Je n'ai pas pu lire la ligne où vous me dites, Madame …. aura le manuscrit ce matin. Je ne sçais point quelle est cette Madame. C'est peut être un Monsieur, car il n'y a qu'une M fort mal faitte. Je ne suis point étonné que dans un siècle où tous nos auteurs écrivent pour n'être point entendus, ceux qui écrivent à leurs amis écrivent pour n'être point lus.
Je persiste dans la prière que je vous ai faitte de retirer tous les rôles et la pièce, et de mettre le tout dans un profond oubli, et dans le feu, jusqu'à ce que je puisse venir vous témoigner ma tendre reconnaissance.
Je soupçonne que le nom que je n'ai pas pu lire est Suart. Je soupçonne qu'il en a fait la critique avec Mr De Condorcet. Je soupçonne qu'elle poura être imprimée malgré moi dans peu de temps, et que celà serait bien cruel. Je soupçonne qu'il faut absolument que j'y travaille avec la plus grande attention, et que je prévienne toutes les tracasseries que je prévois.

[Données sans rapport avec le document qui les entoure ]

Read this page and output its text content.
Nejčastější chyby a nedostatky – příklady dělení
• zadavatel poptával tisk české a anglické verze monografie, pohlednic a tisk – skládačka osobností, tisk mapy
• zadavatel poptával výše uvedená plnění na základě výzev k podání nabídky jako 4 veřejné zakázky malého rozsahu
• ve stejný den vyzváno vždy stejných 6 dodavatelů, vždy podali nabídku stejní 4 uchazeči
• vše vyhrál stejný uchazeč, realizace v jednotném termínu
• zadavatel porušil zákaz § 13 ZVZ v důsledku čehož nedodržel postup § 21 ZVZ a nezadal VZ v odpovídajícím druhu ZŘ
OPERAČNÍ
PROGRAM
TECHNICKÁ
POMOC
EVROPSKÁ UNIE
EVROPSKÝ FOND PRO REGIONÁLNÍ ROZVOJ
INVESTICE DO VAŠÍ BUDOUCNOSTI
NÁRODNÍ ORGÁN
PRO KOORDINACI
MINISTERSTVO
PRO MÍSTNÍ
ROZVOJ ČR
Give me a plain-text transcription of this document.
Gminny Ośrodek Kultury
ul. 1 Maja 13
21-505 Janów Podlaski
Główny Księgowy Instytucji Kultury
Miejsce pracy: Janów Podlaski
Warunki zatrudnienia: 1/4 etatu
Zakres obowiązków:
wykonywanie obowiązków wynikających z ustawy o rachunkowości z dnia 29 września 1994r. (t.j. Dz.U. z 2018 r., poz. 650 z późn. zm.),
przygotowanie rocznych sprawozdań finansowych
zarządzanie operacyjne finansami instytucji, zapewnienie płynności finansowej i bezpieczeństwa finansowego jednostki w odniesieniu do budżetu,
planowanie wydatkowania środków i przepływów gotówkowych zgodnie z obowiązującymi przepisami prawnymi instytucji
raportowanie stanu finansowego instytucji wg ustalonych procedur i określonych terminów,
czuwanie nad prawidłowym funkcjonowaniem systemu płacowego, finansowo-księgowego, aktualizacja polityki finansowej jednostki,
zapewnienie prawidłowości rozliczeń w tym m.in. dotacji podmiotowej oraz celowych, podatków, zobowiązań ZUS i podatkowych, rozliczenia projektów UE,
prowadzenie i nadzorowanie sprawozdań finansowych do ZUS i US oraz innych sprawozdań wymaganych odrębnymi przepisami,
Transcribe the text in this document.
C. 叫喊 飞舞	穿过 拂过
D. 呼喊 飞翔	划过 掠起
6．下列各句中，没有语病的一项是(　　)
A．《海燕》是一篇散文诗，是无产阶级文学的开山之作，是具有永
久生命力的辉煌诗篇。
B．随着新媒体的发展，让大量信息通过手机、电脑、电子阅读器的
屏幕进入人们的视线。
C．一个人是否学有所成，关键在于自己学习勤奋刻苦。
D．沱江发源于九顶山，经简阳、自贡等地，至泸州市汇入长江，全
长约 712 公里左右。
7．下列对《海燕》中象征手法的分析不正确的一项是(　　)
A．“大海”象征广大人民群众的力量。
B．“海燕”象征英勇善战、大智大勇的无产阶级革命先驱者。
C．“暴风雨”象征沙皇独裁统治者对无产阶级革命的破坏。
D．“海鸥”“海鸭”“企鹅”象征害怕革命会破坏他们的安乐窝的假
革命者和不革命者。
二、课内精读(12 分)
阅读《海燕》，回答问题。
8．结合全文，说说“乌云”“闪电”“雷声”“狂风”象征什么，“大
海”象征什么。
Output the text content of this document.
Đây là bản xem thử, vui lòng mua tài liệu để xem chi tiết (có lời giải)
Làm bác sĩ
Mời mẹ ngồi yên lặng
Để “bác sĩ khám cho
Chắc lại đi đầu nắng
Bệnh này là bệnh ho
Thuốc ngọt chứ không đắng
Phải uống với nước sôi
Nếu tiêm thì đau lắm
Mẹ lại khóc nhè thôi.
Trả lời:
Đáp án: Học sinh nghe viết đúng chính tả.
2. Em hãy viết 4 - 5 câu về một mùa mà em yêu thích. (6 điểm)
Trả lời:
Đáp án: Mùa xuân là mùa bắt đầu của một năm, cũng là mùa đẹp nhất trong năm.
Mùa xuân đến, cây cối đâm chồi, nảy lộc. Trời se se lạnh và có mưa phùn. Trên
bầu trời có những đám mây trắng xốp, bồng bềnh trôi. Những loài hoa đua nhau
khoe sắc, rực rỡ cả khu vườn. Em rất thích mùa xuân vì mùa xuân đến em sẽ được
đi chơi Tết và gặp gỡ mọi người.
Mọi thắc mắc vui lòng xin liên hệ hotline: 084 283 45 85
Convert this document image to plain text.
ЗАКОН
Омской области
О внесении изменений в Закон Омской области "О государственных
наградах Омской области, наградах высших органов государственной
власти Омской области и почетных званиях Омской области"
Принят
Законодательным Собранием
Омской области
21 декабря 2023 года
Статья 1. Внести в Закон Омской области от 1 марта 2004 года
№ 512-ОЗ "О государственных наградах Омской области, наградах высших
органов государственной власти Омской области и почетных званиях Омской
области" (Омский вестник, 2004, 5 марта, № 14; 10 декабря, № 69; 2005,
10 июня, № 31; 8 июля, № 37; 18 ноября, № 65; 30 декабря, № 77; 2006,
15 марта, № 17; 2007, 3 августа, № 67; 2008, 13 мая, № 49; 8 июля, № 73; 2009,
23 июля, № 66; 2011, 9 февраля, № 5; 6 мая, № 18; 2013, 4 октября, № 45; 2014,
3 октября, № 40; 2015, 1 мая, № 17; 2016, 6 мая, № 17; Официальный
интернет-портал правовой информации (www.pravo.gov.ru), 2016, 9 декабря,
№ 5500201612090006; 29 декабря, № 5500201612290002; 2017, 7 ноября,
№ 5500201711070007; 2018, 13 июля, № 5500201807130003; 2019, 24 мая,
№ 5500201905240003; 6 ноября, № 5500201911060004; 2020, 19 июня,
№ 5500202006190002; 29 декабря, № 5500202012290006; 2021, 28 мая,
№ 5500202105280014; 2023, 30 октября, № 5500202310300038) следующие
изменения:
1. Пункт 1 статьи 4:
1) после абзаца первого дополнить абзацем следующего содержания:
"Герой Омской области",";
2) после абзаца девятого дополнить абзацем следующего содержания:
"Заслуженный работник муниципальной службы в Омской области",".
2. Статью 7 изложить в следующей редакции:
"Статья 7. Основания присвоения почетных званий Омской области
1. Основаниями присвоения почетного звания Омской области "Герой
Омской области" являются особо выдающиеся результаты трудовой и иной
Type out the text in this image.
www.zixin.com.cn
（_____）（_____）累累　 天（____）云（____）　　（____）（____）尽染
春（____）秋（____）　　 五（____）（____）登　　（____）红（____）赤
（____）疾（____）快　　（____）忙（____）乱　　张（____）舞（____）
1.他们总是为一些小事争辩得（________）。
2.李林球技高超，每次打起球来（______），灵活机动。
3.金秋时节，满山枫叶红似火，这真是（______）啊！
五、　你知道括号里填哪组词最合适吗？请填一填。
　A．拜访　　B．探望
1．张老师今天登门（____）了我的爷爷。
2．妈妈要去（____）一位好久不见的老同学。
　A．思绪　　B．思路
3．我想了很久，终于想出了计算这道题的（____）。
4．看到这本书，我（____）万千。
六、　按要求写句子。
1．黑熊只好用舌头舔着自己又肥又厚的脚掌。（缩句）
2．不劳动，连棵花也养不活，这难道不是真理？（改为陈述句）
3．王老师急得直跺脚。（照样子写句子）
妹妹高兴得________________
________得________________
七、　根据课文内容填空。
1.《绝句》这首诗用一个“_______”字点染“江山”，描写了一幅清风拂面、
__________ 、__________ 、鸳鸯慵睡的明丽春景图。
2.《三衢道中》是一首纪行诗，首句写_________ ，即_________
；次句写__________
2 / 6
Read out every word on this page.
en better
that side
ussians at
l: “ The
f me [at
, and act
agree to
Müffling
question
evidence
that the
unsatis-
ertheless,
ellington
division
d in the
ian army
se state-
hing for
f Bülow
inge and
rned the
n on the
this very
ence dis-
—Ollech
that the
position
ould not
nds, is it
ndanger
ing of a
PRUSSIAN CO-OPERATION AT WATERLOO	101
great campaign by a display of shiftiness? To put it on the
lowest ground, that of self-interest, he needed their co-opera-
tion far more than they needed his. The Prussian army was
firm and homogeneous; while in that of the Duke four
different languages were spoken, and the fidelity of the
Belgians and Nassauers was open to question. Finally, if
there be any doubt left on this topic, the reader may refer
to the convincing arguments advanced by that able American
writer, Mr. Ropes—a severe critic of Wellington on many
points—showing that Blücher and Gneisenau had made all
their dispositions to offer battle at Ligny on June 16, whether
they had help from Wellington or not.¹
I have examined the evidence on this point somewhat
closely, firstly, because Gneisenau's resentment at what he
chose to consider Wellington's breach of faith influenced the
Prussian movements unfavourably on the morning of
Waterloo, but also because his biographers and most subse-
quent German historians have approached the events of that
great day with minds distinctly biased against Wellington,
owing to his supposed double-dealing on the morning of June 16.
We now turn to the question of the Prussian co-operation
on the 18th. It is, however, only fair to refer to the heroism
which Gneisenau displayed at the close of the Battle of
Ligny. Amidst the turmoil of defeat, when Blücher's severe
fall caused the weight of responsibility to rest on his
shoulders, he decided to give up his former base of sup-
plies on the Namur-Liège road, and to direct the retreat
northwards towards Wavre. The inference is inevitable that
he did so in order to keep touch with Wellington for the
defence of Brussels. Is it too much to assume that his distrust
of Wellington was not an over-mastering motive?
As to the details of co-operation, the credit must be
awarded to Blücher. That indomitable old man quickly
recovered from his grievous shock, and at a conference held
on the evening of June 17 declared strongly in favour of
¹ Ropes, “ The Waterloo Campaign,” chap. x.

Je soupçonne que je serai fort enbarrassé.
J'ajoute à tous mes soupçons, que je n'ai entendu parler ni de Made Vestris, ni de Madlle st Val, que je ne connais personne, excepté Lekain, qui devrait par reconnaissance avoir un peu plus d'attention pour moi.
Je me jette entre vos bras, car envérité vous êtes un homme essentiel.
Made Denis vous fait les plus tendres compliments.
V.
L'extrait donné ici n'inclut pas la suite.